Wireless energy from simple motions

Nano-science has revolutionised the clean energy field by opening up new avenues for synthesising materials that can generate energy on a very small scale and power-specific devices instead of supplying the same to the grid. Meanwhile, wireless energy transmission continues to be explored by scientists and the technology has matured substantially in the past few years.

Researchers from the Clemson’s Nanomaterials Institute (CNI) have combined these two ideas to develop a technology to generate electric power from simple mechanical motion such as ocean waves, the movement of hands and feet, etc. This device is called the wireless triboelectric nanogenerator, or W-TENG, and is an improvement over CNI’s previously designed ultra-simple triboelectric nanogenerator or U-TENG.

While U-TENG comprised easily available materials such as plastic from PET bottles, high temperature tape (polyimide or Kapton), W-TENG comprises a multipart fibre made out of graphene and a biodegradable polymer known as polylactic acid (PLA). A combination of the two is used to 3D print a sheet that forms the bottom electrode of the device. However, PLA is not a very good conductor of electricity and hence the top electrode made of Kapton tape in U-TENG has been replaced with Teflon, a compound used for non-stick cooking utensils, in W-TENG.

These materials have an opposite affinity for electrons and, therefore, when they are brought in contact with each other a voltage is generated. This voltage can then be detected by an external wired circuit, powering any device that is connected to it. The result is a potential of about 3,000 volts, which can sufficiently power 25 standard electrical outlets and the energy can also be stored in a capacitor or a battery until it is needed.  W-TENG improves on this application by operating devices wirelessly. Since there is no external circuit present in W-TENG, the charges result in a very strong electromagnetic field around it. This electric field can be sensed wirelessly by appropriate devices and can be used as an actuated remote. For example, W-TENG can be activated by applying a slight pressure on the device and its electric field can be used as a button to open a garage door, or to activate a security system, without using a battery. However, if needed, energy can be stored in batteries or capacitors through wireless energy transfer. In other words, the garage can be opened wirelessly with a small movement without any electrical circuitry involved.

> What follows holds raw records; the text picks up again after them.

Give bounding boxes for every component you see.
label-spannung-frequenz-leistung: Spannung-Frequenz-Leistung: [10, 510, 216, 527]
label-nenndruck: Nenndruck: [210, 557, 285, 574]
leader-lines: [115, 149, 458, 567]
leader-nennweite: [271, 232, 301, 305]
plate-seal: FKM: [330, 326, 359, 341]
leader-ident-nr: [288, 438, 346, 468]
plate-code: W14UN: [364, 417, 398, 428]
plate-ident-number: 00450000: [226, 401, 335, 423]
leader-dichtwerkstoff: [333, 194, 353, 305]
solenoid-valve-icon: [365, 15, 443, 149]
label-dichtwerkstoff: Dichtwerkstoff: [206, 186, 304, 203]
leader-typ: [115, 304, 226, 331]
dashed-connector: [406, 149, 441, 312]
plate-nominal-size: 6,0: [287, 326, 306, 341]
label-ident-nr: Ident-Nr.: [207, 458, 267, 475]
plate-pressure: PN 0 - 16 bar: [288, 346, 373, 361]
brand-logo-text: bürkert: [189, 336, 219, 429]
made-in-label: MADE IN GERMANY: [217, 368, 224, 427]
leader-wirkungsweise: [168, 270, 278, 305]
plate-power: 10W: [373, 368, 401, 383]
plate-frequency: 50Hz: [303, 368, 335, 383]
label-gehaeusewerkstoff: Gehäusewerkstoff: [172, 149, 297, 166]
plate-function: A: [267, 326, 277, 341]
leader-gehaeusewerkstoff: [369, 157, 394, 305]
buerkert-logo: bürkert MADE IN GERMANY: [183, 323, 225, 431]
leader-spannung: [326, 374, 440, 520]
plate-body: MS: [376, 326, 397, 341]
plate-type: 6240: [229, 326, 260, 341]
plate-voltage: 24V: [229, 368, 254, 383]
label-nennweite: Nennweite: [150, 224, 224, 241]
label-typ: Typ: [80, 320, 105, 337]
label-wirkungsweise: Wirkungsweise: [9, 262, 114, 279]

Researchers from CNI have demonstrated the use of W-TENG to operate smart mirrors or screens via a remote control. The same can be deployed to operate an LCD monitor. Therefore, practical feasibility of the technology has already been established, which has opened up new avenues for its use that extends to resource-constrained locations such as oceans, outer space and war-affected areas. Moreover, the technology can provide a clean method of energy generation in developing nations that are still struggling to provide universal access to electricity. In off-grid rural areas, this device could be used to power small devices such as mobile phone chargers and electric bulbs, akin to solar home systems, using only pressure and bodily movement.

The researchers are currently awaiting patent approval so that W-TENG can be scaled-up and commercialised. While Clemson University provided the initial funds for development of the technology, CNI is in talks with various potential partners to start the integration of W-TENG into energy-related applications. However, the researchers believe that before starting commercial operations, there is a need to investigate environment-friendly, electro-negative materials that can replace Teflon. Currently, an organic compound call MXene is being considered for this purpose. Moreover, the team is working to incorporate W-TENG in a host of daily applications requiring movements. These include using W-TENG as a wearable device that generates energy through the movement of arms, feet and shoes; on pedestrian walkways that can produce power from the walking motion; and on roads for generating electricity when cars pass over the device.

Cost economics will play a major role in the mass adoption of this technology. The researchers are looking at funding options and industry partners to finance its development. Given W-TENG’s capability to generate power through mechanical gestures at the point of use, it is expected to create a huge impact on our day-to-day energy utilisation, and revolutionise the way we generate and transfer power.